Curious about where this company got my cell phone number and those of my family, I went to the Verizon website, where they continue to say that they do not sell its customer’s phone numbers without their permission.  Also on their website was a piece of news concerning a lawsuit against an unknown auto warranty telemarketing firm, which had illegally falsified caller ID numbers using a computer system.  There have been thousands or millions of complaints. 
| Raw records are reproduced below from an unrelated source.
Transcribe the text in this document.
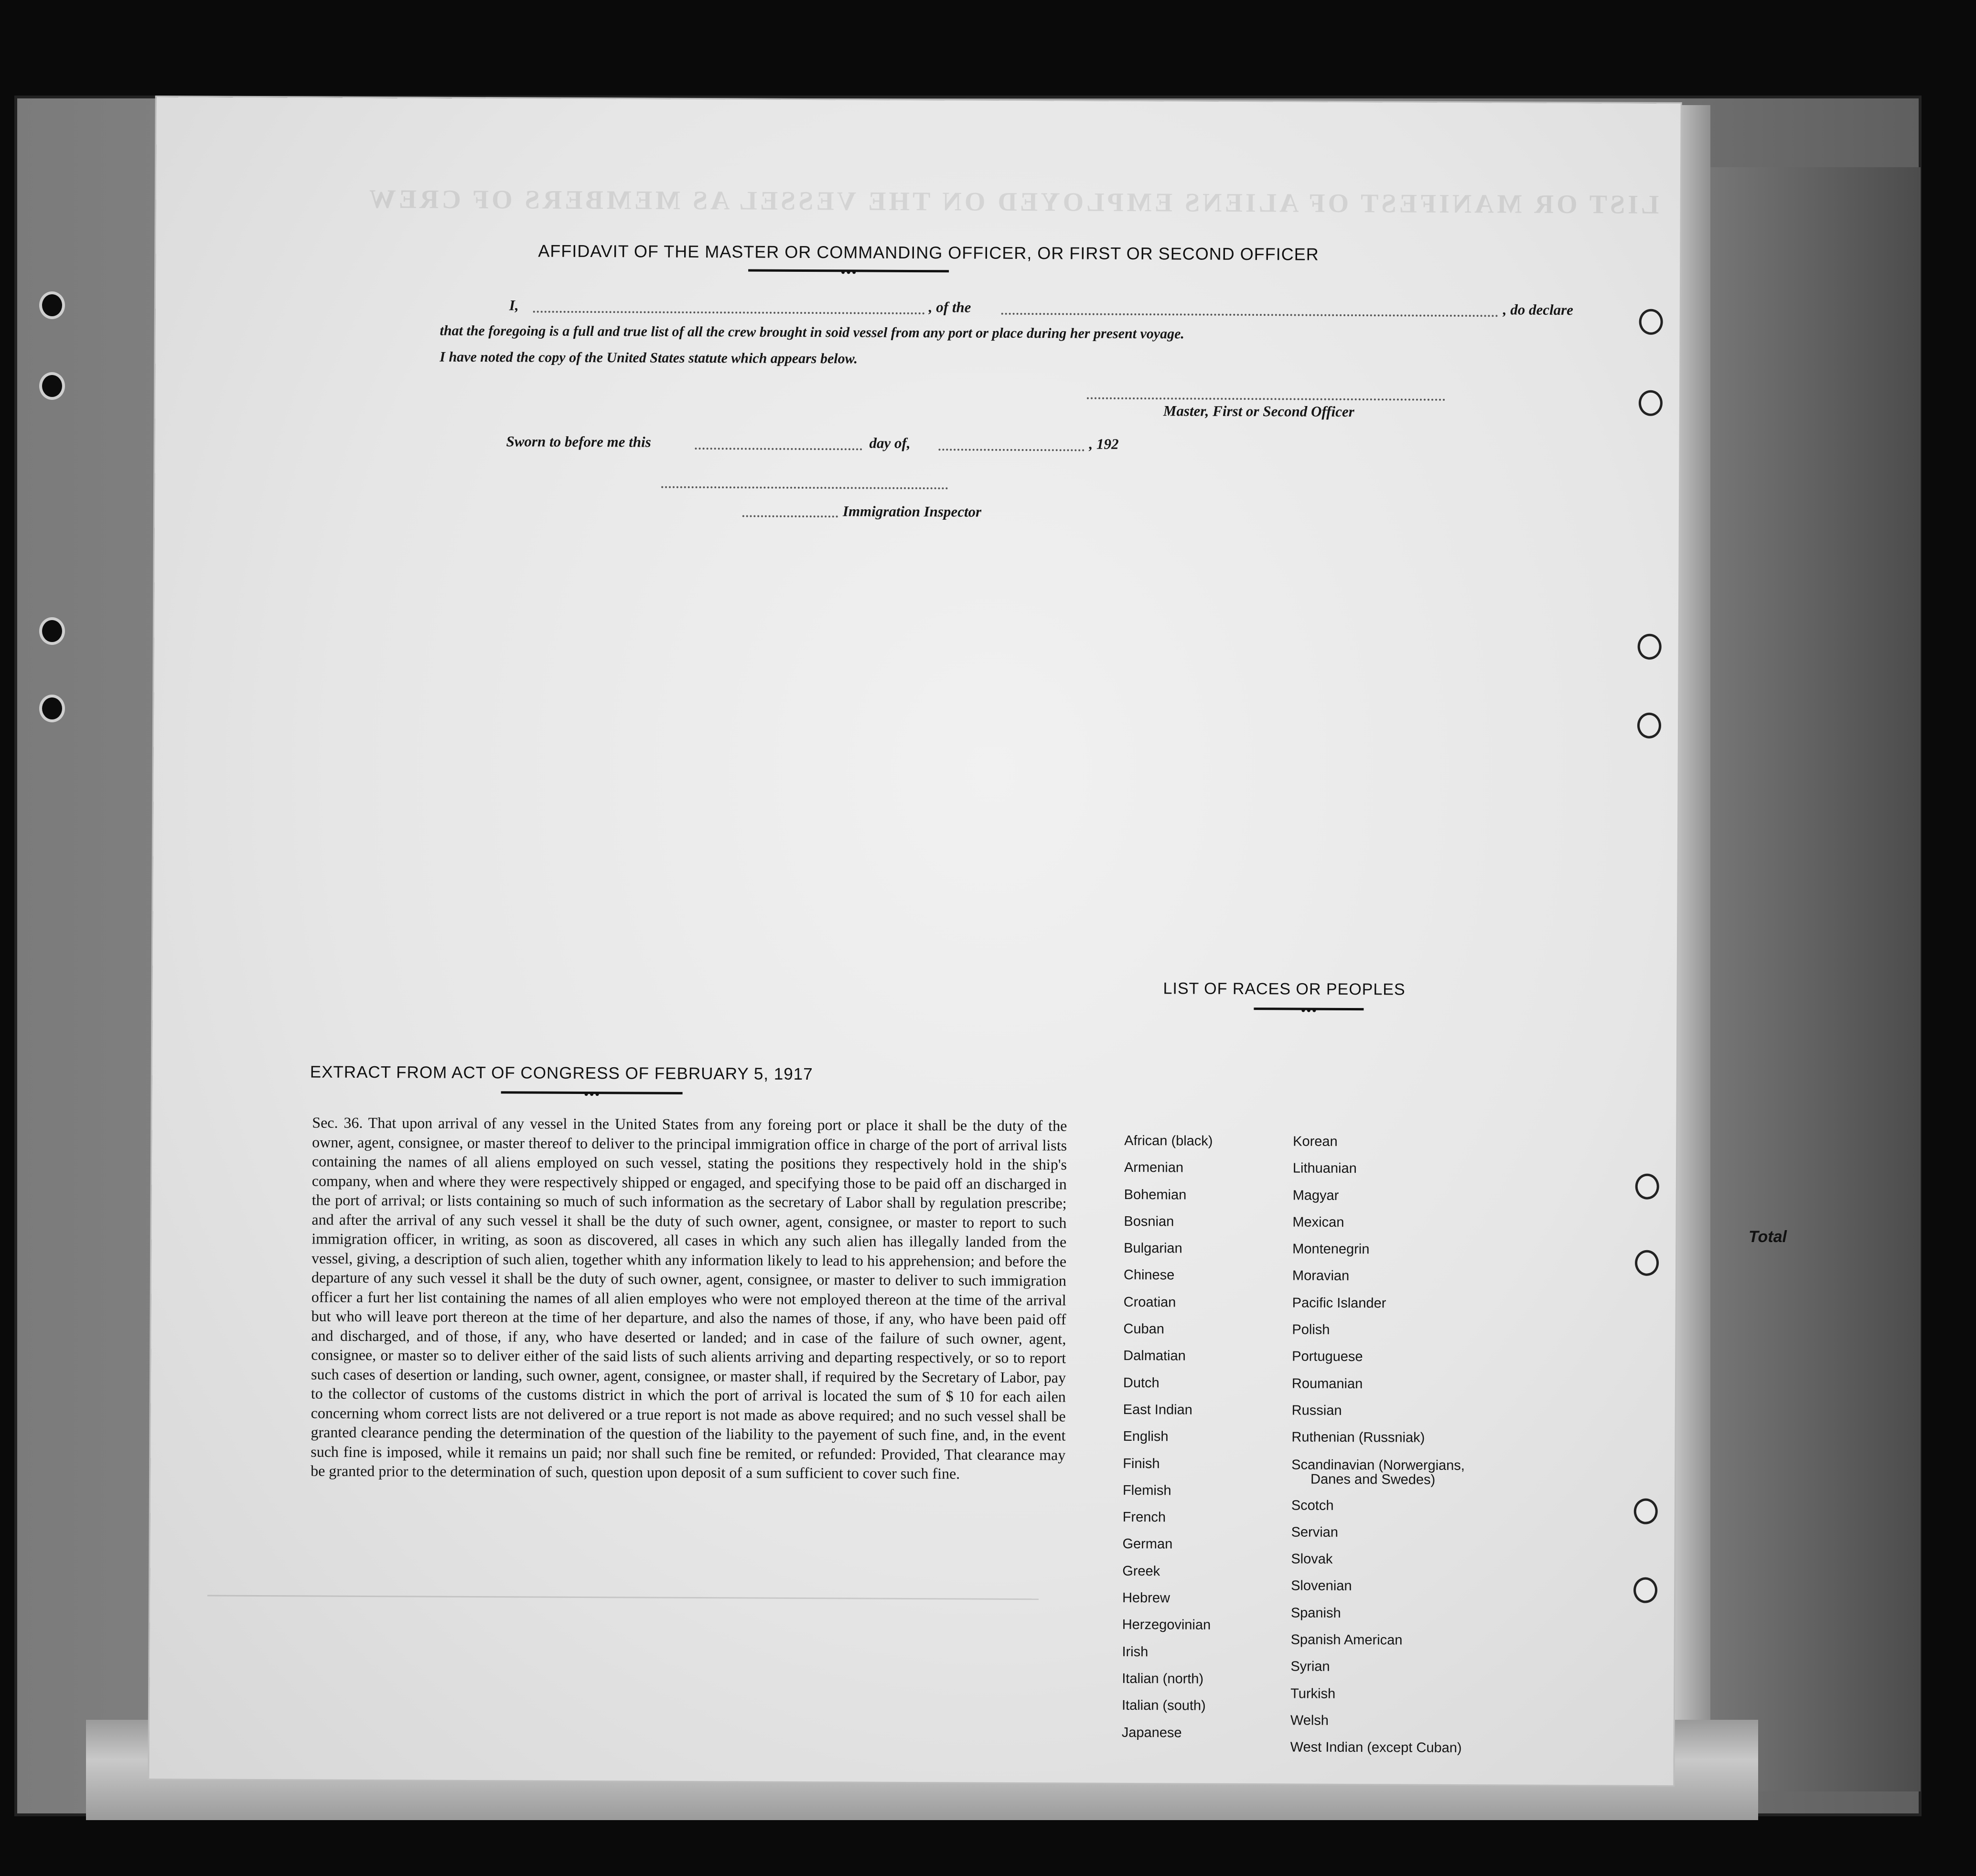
Total
LIST OR MANIFEST OF ALIENS EMPLOYED ON THE VESSEL AS MEMBERS OF CREW
AFFIDAVIT OF THE MASTER OR COMMANDING OFFICER, OR FIRST OR SECOND OFFICER
I,	, of the	, do declare
that the foregoing is a full and true list of all the crew brought in soid vessel from any port or place during her present voyage.
I have noted the copy of the United States statute which appears below.
Master, First or Second Officer
Sworn to before me this	day of,	, 192
Immigration Inspector
LIST OF RACES OR PEOPLES
African (black)
Armenian
Bohemian
Bosnian
Bulgarian
Chinese
Croatian
Cuban
Dalmatian
Dutch
East Indian
English
Finish
Flemish
French
German
Greek
Hebrew
Herzegovinian
Irish
Italian (north)
Italian (south)
Japanese
Korean
Lithuanian
Magyar
Mexican
Montenegrin
Moravian
Pacific Islander
Polish
Portuguese
Roumanian
Russian
Ruthenian (Russniak)
Scandinavian (Norwergians,
Danes and Swedes)
Scotch
Servian
Slovak
Slovenian
Spanish
Spanish American
Syrian
Turkish
Welsh
West Indian (except Cuban)
EXTRACT FROM ACT OF CONGRESS OF FEBRUARY 5, 1917
Sec. 36. That upon arrival of any vessel in the United States from any foreing port or place it shall be the duty of the owner, agent, consignee, or master thereof to deliver to the principal immigration office in charge of the port of arrival lists containing the names of all aliens employed on such vessel, stating the positions they respectively hold in the ship's company, when and where they were respectively shipped or engaged, and specifying those to be paid off an discharged in the port of arrival; or lists containing so much of such information as the secretary of Labor shall by regulation prescribe; and after the arrival of any such vessel it shall be the duty of such owner, agent, consignee, or master to report to such immigration officer, in writing, as soon as discovered, all cases in which any such alien has illegally landed from the vessel, giving, a description of such alien, together whith any information likely to lead to his apprehension; and before the departure of any such vessel it shall be the duty of such owner, agent, consignee, or master to deliver to such immigration officer a furt her list containing the names of all alien employes who were not employed thereon at the time of the arrival but who will leave port thereon at the time of her departure, and also the names of those, if any, who have been paid off and discharged, and of those, if any, who have deserted or landed; and in case of the failure of such owner, agent, consignee, or master so to deliver either of the said lists of such alients arriving and departing respectively, or so to report such cases of desertion or landing, such owner, agent, consignee, or master shall, if required by the Secretary of Labor, pay to the collector of customs of the customs district in which the port of arrival is located the sum of $ 10 for each ailen concerning whom correct lists are not delivered or a true report is not made as above required; and no such vessel shall be granted clearance pending the determination of the question of the liability to the payement of such fine, and, in the event such fine is imposed, while it remains un paid; nor shall such fine be remited, or refunded: Provided, That clearance may be granted prior to the determination of such, question upon deposit of a sum sufficient to cover such fine.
The article did not include contact information for similar complaints, and the number from which I am being called was not included in the suit.  It may be the same company modifying their technique.  In some states, and possibly on a federal level, telemarketers are required to identify themselves.  The fact that this automated message does not (and the people on the other end are unwilling to give a company name as well) accounts for the company in the lawsuit being unknown.  Joe the blogger deserves commendation for discovering so much. 

 
I used a random contact for Verizon to send them an account of my experience. 
Verizon,
I noticed on your news page that there has been a lawsuit against a telemarketing company that was harassing Verizon customers – a lawsuit prompted by thousands or millions of complaints from your customers. I have a similar problem, but am uncertain where to complain. The prefix for the number at which the autowarranty telemarketers have been calling my wireless phone is a 702-520-14**, which was not on the list of the lawsuit, though I presume it is the same company. I recognize that the lawsuit’s grounds apply only to when the company was employing randomly generated false numbers for caller ID. Is there anything immediate I can do to end these calls? Minutes cost me money. The company, which I believe is Dealer Services out of Wentzville, MO, is harassing me by calling me everyday under false pretenses, disregarding my auto and verbal requests to be removed from their call lists, and offering me a service in which I have no interest.
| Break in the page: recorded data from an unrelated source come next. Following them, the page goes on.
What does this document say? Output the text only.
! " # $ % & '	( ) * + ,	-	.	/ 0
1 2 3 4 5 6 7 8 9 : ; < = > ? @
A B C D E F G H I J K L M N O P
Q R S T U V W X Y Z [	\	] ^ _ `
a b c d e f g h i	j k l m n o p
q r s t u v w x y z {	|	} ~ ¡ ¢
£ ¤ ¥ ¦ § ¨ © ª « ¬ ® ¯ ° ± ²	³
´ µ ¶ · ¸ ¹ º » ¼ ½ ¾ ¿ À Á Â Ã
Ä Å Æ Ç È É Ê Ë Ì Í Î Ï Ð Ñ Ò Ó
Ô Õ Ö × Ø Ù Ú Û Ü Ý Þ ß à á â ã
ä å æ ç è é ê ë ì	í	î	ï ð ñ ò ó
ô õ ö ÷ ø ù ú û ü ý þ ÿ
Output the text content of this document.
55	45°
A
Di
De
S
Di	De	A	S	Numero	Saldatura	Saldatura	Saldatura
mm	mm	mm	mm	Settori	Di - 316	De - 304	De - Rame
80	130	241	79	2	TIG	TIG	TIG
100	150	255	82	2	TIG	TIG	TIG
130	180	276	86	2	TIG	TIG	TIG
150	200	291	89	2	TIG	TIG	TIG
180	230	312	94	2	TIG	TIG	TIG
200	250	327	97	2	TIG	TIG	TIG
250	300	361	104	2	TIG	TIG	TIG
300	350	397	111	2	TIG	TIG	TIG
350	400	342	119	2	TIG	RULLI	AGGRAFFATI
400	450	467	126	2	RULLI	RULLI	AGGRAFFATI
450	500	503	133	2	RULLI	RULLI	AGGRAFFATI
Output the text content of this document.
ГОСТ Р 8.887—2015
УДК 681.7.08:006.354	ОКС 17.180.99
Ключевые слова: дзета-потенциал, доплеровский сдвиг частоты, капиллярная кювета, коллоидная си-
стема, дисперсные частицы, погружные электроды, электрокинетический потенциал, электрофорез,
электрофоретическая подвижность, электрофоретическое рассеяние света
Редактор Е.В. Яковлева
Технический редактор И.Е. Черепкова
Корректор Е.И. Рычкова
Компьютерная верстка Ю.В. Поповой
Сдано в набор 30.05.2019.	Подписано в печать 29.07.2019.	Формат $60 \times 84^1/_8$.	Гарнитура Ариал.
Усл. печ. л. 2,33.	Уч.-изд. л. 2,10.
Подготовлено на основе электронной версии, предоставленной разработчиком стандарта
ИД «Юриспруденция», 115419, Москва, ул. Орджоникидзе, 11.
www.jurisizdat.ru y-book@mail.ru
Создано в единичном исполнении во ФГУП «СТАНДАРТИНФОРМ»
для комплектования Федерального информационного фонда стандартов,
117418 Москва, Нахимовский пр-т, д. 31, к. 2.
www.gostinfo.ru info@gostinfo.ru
Where did they get my cell phone number?

Any answers you have on what I can do, or where else to complain, would be greatly appreciated. Thank you.

Some website told me I could file a complaint with the FCC, so I did.   

This is what I told them, among other required information (such as four representative examples of dates and times at which I received calls):
I selected the automated number to be removed from the list, and received an affirmative message.
When I received the same call for several days following, I finally tried the auto number again. Received another call that afternoon or next day, so pushed one to talk to Leah about removing my number from their list. She said she did. Received calls after that. Today 6/13 spoke to Stephanie via auto message, requested to speak to manager about harassment: she hung up the phone. Returned call to same number, received message saying they are sorry if I reached the number in error; they only purchase business numbers, if I would like my # to be removed, press 1. Pressed and received affirmative message. Called 800 number from website to speak to customer service. She quoted me 30-45 days to remove from their lists, despite info from auto system. My mom and minor brother have received the same call from same # on their wireless phones, too. We counted over a dozen # 702-520-14**
 
Power to the people isn’t just for politics.  If you have the same problem, I recommend you take similar action.  My next step is also to complain to their phone company.  Dad suggested swamping their phone lines, but I suspect that would be unsuccessful and very temporary.  Meanwhile I can, from the testimony of Christina and the FCC, expect these daily calls to cease in about 30 days.